Test Valley Borough Council (23 014 016)
Category : Housing > Allocations
Decision : Closed after initial enquiries
Decision date : 19 Jan 2024
The Ombudsman's final decision:
Summary: We will not investigate this complaint about the Council’s assessment of a housing application. There is insufficient evidence of fault which would warrant an investigation.
The complaint
- Mrs X complained about the Council’s assessment of her housing application. She says that she believes her medical needs should place her in Band 2 but a Council review of her application only placed her in Band 3 priority.
The Ombudsman’s role and powers
- We investigate complaints about ‘maladministration’ and ‘service failure’, which we call ‘fault’. We must also consider whether any fault has had an adverse impact on the person making the complaint, which we call ‘injustice’. We provide a free service but must use public money carefully. We do not start or continue an investigation if we decide:
- there is not enough evidence of fault to justify investigating, or
- we could not add to any previous investigation by the organisation, or
further investigation would not lead to a different outcome.
How I considered this complaint
- I considered the information provided by the complainant. I have also considered the Council’s housing allocations policy.
- I considered the Ombudsman’s Assessment Code.
My assessment
- Mrs X applied to the Council for re housing because she says she is suffering from noise disturbance in the housing association rented building where she lives. She was initially awarded Band 4 priority because she is considered to be adequately housed but needing ground floor accommodation.
- Mrs X submitted medical evidence to the Council and it carried out a medical assessment which resulted in Band 3 award for her identified needs. She was dissatisfied with the outcome and asked for a review under s.166A of the Housing Act 1996. The Council carried out a statutory review and concluded that any new medical information was not sufficient to warrant Band 2 medical priority under its allocations scheme. This Banding requires a high degree of medical or social need and she does not meet the criteria.
- The Ombudsman is not an appeal body. This means we do not take a second look at a decision to decide if it was wrong. Instead, we look at the processes an organisation followed to make its decision. If we consider it followed those processes correctly, we cannot question whether the decision was right or wrong.

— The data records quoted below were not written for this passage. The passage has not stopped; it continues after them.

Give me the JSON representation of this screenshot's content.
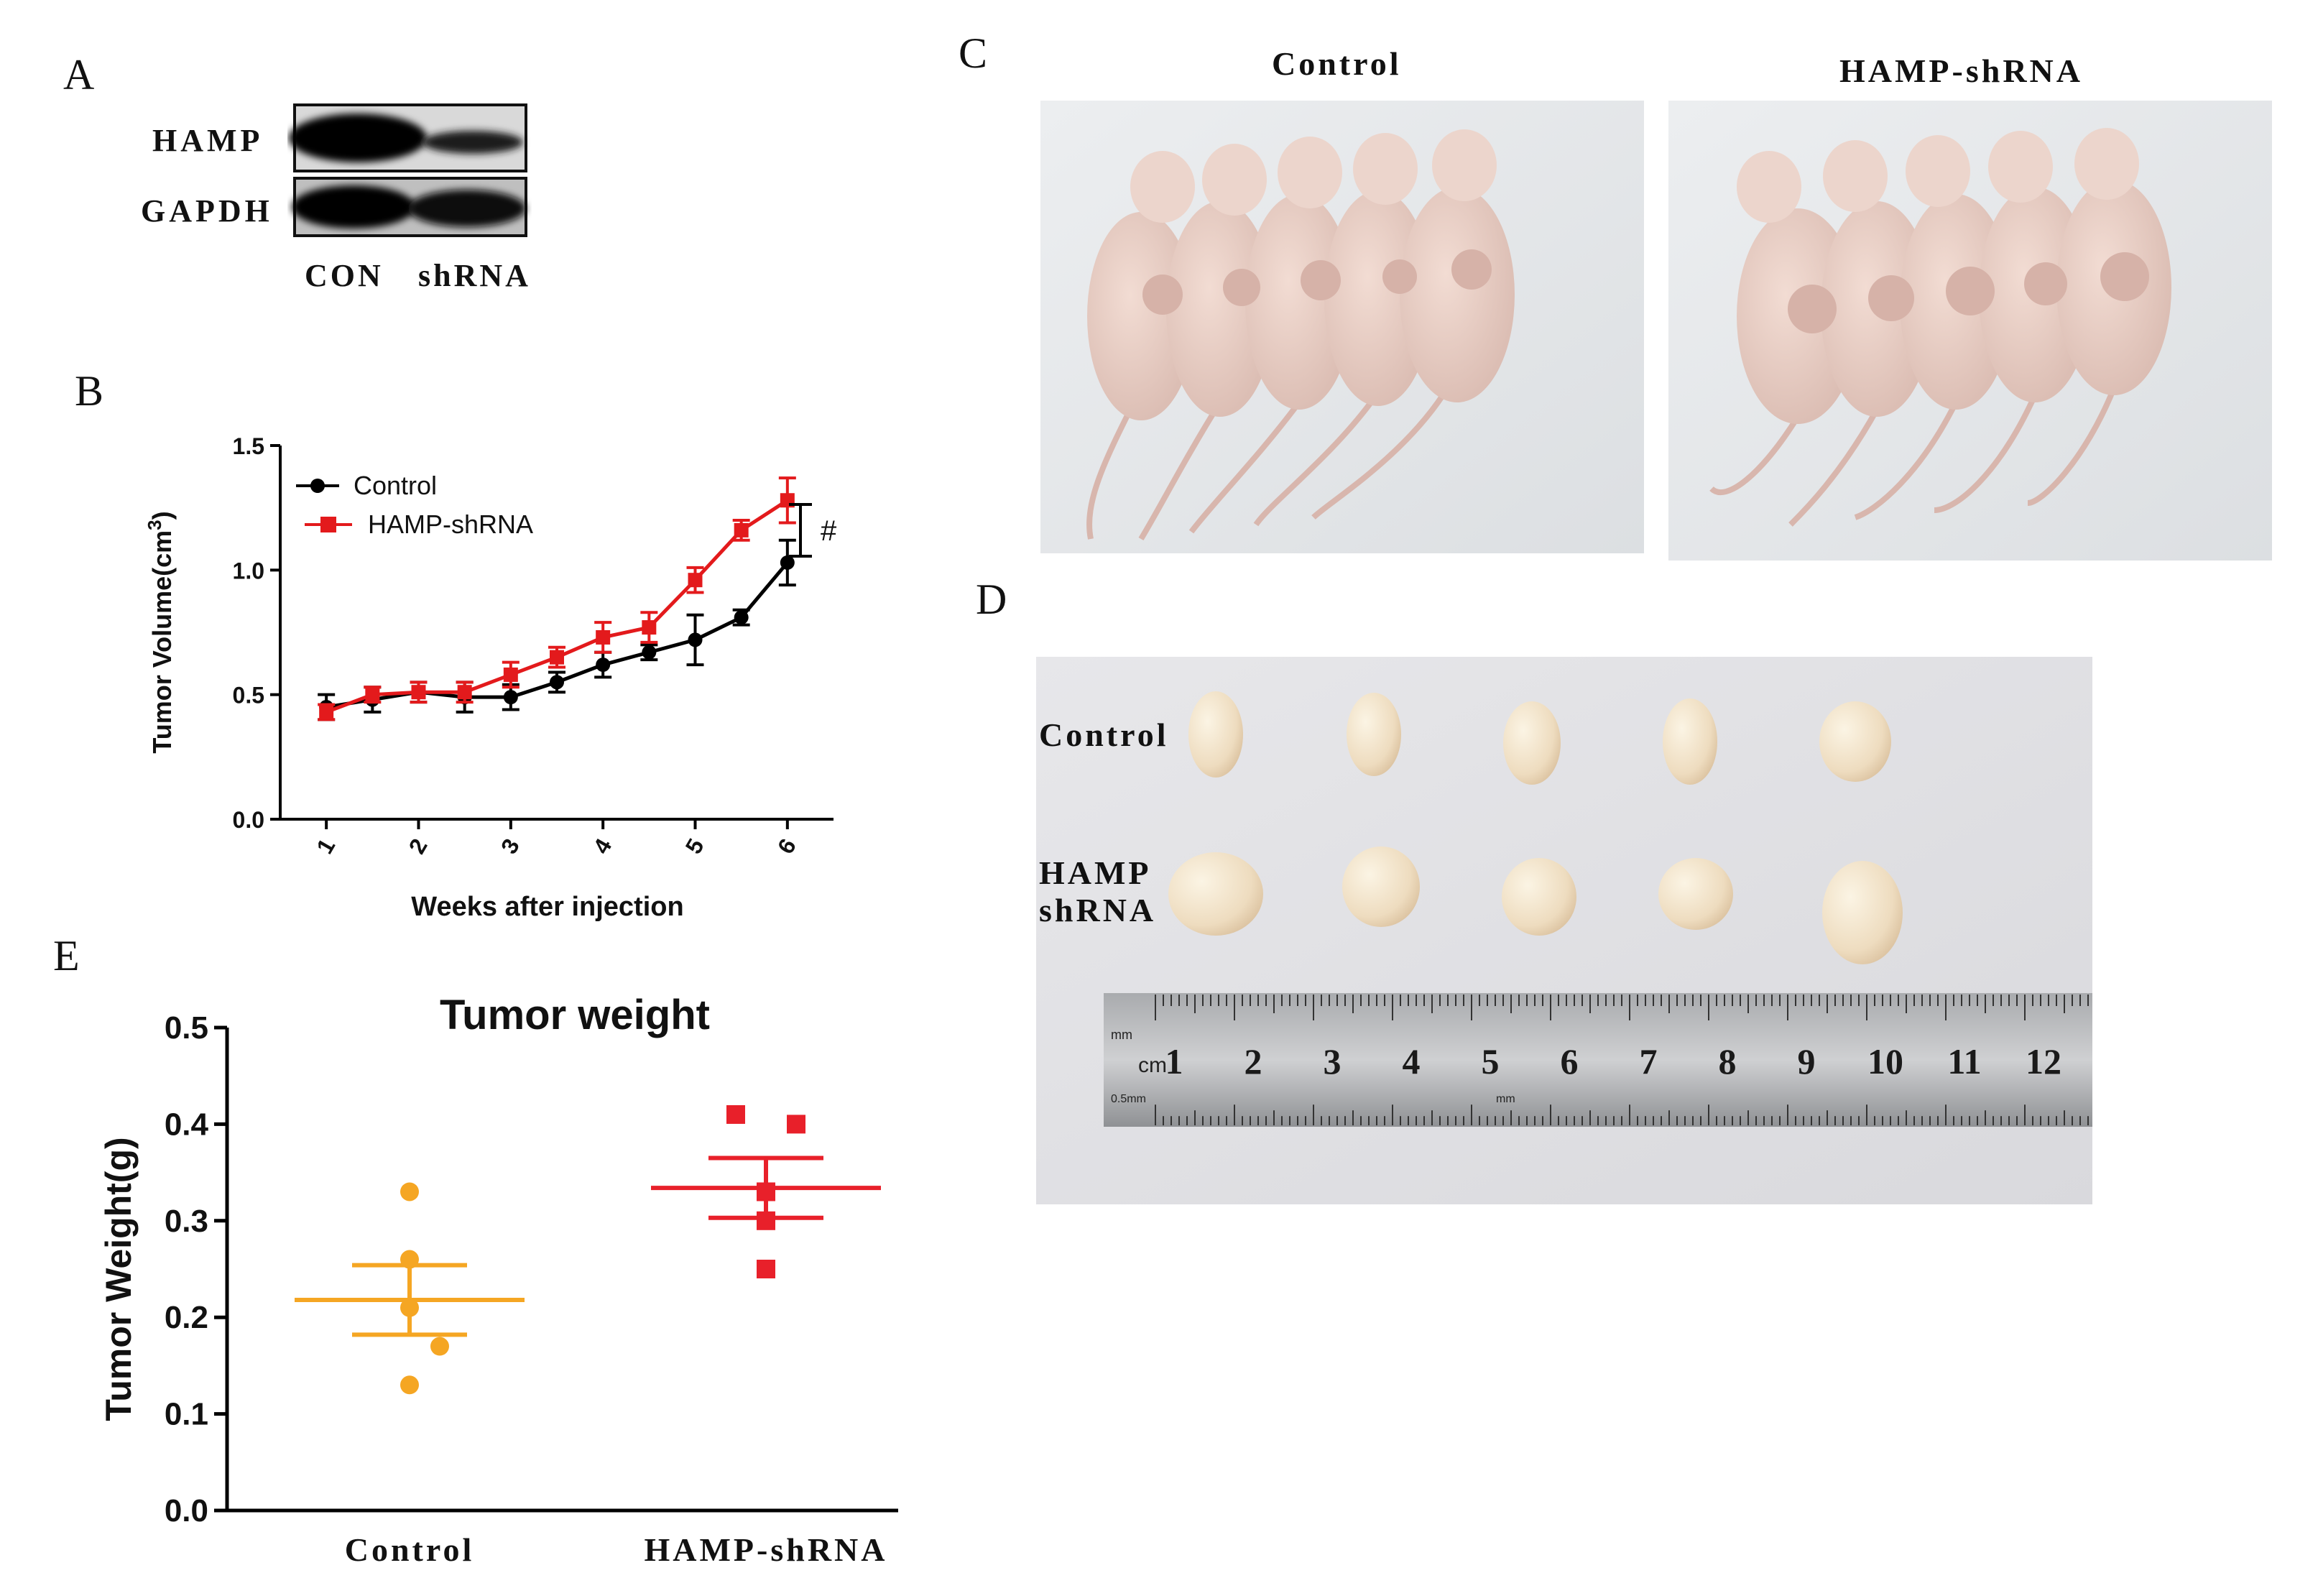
{
  "panels": {
    "A": {
      "letter": "A",
      "rows": [
        "HAMP",
        "GAPDH"
      ],
      "lanes": [
        "CON",
        "shRNA"
      ]
    },
    "B": {
      "letter": "B"
    },
    "C": {
      "letter": "C",
      "photo_titles": [
        "Control",
        "HAMP-shRNA"
      ]
    },
    "D": {
      "letter": "D",
      "row_labels": [
        "Control",
        "HAMP",
        "shRNA"
      ],
      "ruler": {
        "unit_top": "mm",
        "unit_cm": "cm",
        "unit_half": "0.5mm",
        "unit_mm": "mm",
        "numbers": [
          "1",
          "2",
          "3",
          "4",
          "5",
          "6",
          "7",
          "8",
          "9",
          "10",
          "11",
          "12"
        ]
      }
    },
    "E": {
      "letter": "E"
    }
  },
  "colors": {
    "control_line": "#000000",
    "shrna_line": "#e31a1c",
    "control_dot": "#f5a623",
    "shrna_dot": "#e8202a"
  },
  "chart_data": [
    {
      "id": "B",
      "type": "line",
      "title": "",
      "xlabel": "Weeks after injection",
      "ylabel_main": "Tumor Volume(cm",
      "ylabel_sup": "3",
      "ylabel_close": ")",
      "ylim": [
        0,
        1.5
      ],
      "yticks": [
        "0.0",
        "0.5",
        "1.0",
        "1.5"
      ],
      "xlim": [
        0.5,
        6.5
      ],
      "xticks": [
        "1",
        "2",
        "3",
        "4",
        "5",
        "6"
      ],
      "legend": [
        "Control",
        "HAMP-shRNA"
      ],
      "significance": "#",
      "x": [
        1,
        1.5,
        2,
        2.5,
        3,
        3.5,
        4,
        4.5,
        5,
        5.5,
        6
      ],
      "series": [
        {
          "name": "Control",
          "values": [
            0.45,
            0.48,
            0.51,
            0.49,
            0.49,
            0.55,
            0.62,
            0.67,
            0.72,
            0.81,
            1.03
          ],
          "errors": [
            0.05,
            0.05,
            0.04,
            0.06,
            0.05,
            0.04,
            0.05,
            0.03,
            0.1,
            0.03,
            0.09
          ]
        },
        {
          "name": "HAMP-shRNA",
          "values": [
            0.43,
            0.5,
            0.51,
            0.51,
            0.58,
            0.65,
            0.73,
            0.77,
            0.96,
            1.16,
            1.28
          ],
          "errors": [
            0.03,
            0.03,
            0.04,
            0.04,
            0.05,
            0.04,
            0.06,
            0.06,
            0.05,
            0.04,
            0.09
          ]
        }
      ]
    },
    {
      "id": "E",
      "type": "scatter",
      "title": "Tumor weight",
      "xlabel": "",
      "ylabel": "Tumor Weight(g)",
      "ylim": [
        0,
        0.5
      ],
      "yticks": [
        "0.0",
        "0.1",
        "0.2",
        "0.3",
        "0.4",
        "0.5"
      ],
      "categories": [
        "Control",
        "HAMP-shRNA"
      ],
      "series": [
        {
          "name": "Control",
          "points": [
            0.33,
            0.26,
            0.21,
            0.17,
            0.13
          ],
          "jitter": [
            0,
            0,
            0,
            1,
            0
          ],
          "mean": 0.218,
          "sem": 0.036
        },
        {
          "name": "HAMP-shRNA",
          "points": [
            0.41,
            0.4,
            0.33,
            0.3,
            0.25
          ],
          "jitter": [
            -1,
            1,
            0,
            0,
            0
          ],
          "mean": 0.334,
          "sem": 0.031
        }
      ]
    }
  ]
}
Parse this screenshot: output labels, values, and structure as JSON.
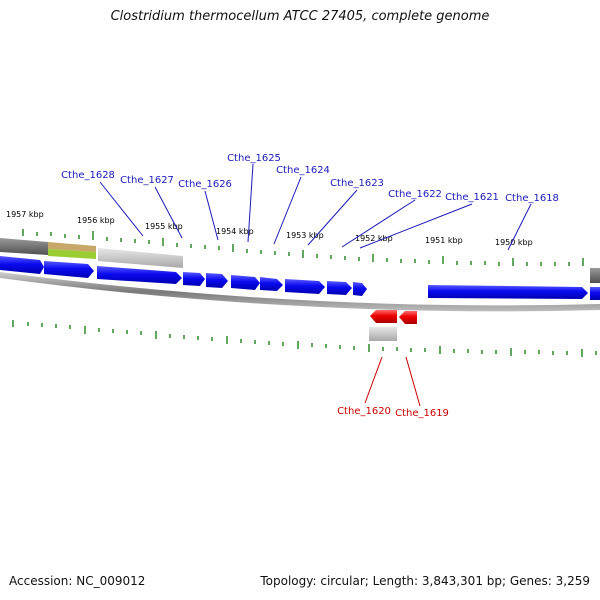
{
  "title": "Clostridium thermocellum ATCC 27405, complete genome",
  "accession": "Accession: NC_009012",
  "summary": "Topology: circular; Length: 3,843,301 bp; Genes: 3,259",
  "colors": {
    "forward_gene": "#0a0af0",
    "reverse_gene": "#ee0000",
    "forward_label": "#1a1ab8",
    "reverse_label": "#cc0000",
    "tick": "#2a8a2a",
    "backbone": "#888888",
    "feature_gray": "#bdbdbd",
    "feature_dark": "#777777",
    "feature_green": "#9acd32"
  },
  "kbp_labels": [
    "1957 kbp",
    "1956 kbp",
    "1955 kbp",
    "1954 kbp",
    "1953 kbp",
    "1952 kbp",
    "1951 kbp",
    "1950 kbp"
  ],
  "forward_genes": [
    "Cthe_1628",
    "Cthe_1627",
    "Cthe_1626",
    "Cthe_1625",
    "Cthe_1624",
    "Cthe_1623",
    "Cthe_1622",
    "Cthe_1621",
    "Cthe_1618"
  ],
  "reverse_genes": [
    "Cthe_1620",
    "Cthe_1619"
  ]
}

- The Ombudsman may not find fault with a council’s assessment of a housing application/ a housing applicant’s priority if it has carried this out in line with its published allocations scheme. We recognise that the demand for social housing far outstrips the supply of properties in many areas. I have seen no evidence of fault which would suggest that Mrs X should be placed in a higher banding.
Final decision
- We will not investigate this complaint about the Council’s assessment of a housing application. There is insufficient evidence of fault which would warrant an investigation.